Reduction in input resistance during actual and simulated synaptic inputs in vitro. A: A layer 5 pyramidal cell (Vrest, −71 mV) received a train of afferent synaptic stimulation elicited by extracellular stimulations in layers 2/3. The shocks started a t0, were Poisson distributed at a frequency of 120 Hz, their amplitude was random (gaussian around a mean that elicited a reliable epsp) and their width was 0.3 ms. The cell depolarized to about −62 mV and emitted occasional spikes. At t1, 500 ms after the train onset, the cell was somatically injected with a current pulse (−50 pA) to evaluate its input resistance. B: Superposed individual traces (top) and average trace (middle) obtained with three different synaptic train patterns (two trains at 120 Hz and one train at 200 Hz, six trials each) in the same cell as in A. Stimulation artifacts have been removed with low-pass filtering (500 Hz) and action potentials are truncated.
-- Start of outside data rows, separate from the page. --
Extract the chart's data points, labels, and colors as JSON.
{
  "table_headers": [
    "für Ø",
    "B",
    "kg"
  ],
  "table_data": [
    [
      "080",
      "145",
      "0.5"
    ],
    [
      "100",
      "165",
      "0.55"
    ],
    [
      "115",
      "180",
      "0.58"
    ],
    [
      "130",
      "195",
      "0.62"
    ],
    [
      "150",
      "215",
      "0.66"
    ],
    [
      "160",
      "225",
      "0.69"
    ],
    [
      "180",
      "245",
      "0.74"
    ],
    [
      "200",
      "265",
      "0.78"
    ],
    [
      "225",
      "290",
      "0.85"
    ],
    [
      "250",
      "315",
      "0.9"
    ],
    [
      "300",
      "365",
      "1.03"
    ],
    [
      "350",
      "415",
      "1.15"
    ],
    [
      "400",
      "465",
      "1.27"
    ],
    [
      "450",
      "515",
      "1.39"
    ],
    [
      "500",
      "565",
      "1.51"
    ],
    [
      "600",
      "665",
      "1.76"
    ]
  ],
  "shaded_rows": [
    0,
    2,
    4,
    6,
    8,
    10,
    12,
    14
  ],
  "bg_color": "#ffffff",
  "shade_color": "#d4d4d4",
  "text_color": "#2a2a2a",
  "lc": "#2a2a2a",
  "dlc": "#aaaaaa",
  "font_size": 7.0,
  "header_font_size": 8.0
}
The I–V curve was constructed by repeated injection of five different hyperpolarizing current pulses amplitudes. Input resistance was obtained as the slope of the linear fit to the I–V curve. During these random synaptic inputs, the resistance of this cell was 185 MΩ, while it was 230 MΩ in the absence of synaptic stimulation (panel C, top). C: Point conductance clamp. The same cell as in A and B was injected with a 200 pA hyperpolarizing pulse. The two traces show the average response (six trials) of the cell in control condition (top) and when it was subjected to the point-conductance clamp (bottom: Ge0=3 nS, Gi0=15.5 nS, σe=5 nS, σi=12.5 nS). The input resistance was reduced from 23s0 MΩ to 52 MΩ.